Tecarfarin is a novel vitamin K antagonist that is metabolised by carboxyl estererase, thereby eliminating the variability associated with cytochrome-mediated metabolism. EmbraceAC was designed to compare the quality of anticoagulation with Tecarfarin and warfarin as determined by time in therapeutic range (TTR). In this phase 2/3 randomised and blinded trial, 607 patients with indications for chronic anticoagulation were assigned to warfarin (n=304) or Tecarfarin (n=303). Dosing of study drugs was managed by a centralised dose control centre, which had access to genotyping. The primary analysis tested superiority of Tecarfarin over warfarin for TTR. Patients were recruited between May 12, 2008 and May 12, 2009. TTR with Tecarfarin and warfarin were similar (72.3 % and 71.5 %, respectively; p=0.51). In those taking CYP2C9 interacting drugs, the TTR on Tecarfarin (n=92) was similar to that on warfarin (n=87, 72.2 % and 69.9 %, respectively; p=0.15). In patients with mechanical heart valves, the TTR of Tecarfarin (n=42) was similar to that of warfarin (n=42, 68.4 % and 66.3 %, respectively; p=0.51). The same was true for the TTR in patients with any CYP2C9 variant allele and on CYP2C9-interacting drugs (Tecarfarin, n=24, 76.5 % vs warfarin, n=31, 69.5 %; p=0.09). There was no difference in thromboembolic or bleeding events. In conclusion, superiority of Tecarfarin over warfarin for TTR was not demonstrated. The TTR with Tecarfarin was similar to that with well-controlled warfarin and Tecarfarin appeared to be safe and well tolerated with few major bleeding and no thrombotic events. Favourable trends in certain subpopulations make Tecarfarin a promising oral anticoagulant that deserves further study.

Safety and Tolerability of Tecarfarin (ATI-5923) in Healthy Chinese Volunteers: Multiple Oral Dose-Escalation Phase I Trial

Am J Cardiovasc Drugs 2023 Jan;23(1):101-112.PMID:36622539DOI:10.1007/s40256-022-00562-5.

Background: Tecarfarin (ATI-5923), a structural analog of warfarin, was designed to provide more uniform and stable anticoagulation. Objective: We aimed to evaluate the safety, tolerability, pharmacokinetic and pharmacodynamic profile of Tecarfarin when administered in multiple ascending doses (MADs) to healthy Chinese volunteers.
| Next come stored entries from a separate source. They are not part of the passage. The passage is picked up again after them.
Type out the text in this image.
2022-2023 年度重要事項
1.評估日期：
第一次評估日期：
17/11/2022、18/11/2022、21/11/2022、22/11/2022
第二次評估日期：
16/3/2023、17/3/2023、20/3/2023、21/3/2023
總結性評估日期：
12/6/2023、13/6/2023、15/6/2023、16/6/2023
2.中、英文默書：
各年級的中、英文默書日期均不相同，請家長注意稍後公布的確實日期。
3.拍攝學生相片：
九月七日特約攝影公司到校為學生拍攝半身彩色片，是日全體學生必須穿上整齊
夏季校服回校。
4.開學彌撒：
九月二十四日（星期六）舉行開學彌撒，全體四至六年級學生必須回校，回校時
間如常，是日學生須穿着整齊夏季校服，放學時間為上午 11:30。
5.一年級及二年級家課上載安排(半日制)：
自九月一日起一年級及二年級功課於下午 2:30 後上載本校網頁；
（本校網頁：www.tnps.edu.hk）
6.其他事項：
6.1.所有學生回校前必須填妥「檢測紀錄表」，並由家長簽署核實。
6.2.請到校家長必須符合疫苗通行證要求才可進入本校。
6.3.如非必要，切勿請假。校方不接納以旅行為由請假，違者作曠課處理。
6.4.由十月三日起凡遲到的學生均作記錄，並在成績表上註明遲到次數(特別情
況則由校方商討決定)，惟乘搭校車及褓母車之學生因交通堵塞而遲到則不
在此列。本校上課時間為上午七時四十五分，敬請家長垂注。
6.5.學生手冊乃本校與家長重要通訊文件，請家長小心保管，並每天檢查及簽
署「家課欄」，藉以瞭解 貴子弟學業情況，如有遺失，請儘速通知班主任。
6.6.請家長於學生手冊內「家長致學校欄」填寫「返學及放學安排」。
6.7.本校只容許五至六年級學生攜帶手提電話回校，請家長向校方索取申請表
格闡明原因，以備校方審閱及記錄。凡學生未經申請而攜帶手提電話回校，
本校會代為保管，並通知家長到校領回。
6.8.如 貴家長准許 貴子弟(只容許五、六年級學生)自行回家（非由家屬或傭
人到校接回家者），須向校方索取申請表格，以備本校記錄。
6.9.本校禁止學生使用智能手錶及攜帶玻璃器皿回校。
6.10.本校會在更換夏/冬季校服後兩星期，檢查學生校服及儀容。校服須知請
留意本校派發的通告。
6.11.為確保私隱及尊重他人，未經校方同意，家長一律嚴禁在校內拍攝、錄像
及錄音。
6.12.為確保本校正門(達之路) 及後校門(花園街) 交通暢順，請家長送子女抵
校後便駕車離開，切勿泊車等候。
Methods: Forty healthy Chinese volunteers were enrolled into four sequential cohorts (10, 20, 30, and 40 mg), with 10 subjects in each cohort. Participants in the MAD study for each sequential cohort were dose-titrated to achieve the target international normalized ratio (INR 1.7-2.0) for 14 days. Safety and tolerability were assessed throughout the study. Results: The pharmacokinetic and pharmacodynamic profile of Tecarfarin was investigated in a healthy Chinese population. Dose titration of Tecarfarin was necessary to keep the INR in the target range in all subjects in the 20, 30 and 40 mg cohorts and a few subjects (n = 3) in the 10 mg cohort. Tecarfarin was well tolerated without serious adverse events. Only one treatment-related adverse event (hematochezia) resulted in early withdrawal from the MAD 40 mg cohort. Conclusion: Tecarfarin was well-tolerated by Chinese volunteers. Dose titration was needed for Tecarfarin doses larger than 20 mg to keep the INR in the target range. Registration: ClinicalTrials.gov identifier: NCT04627116.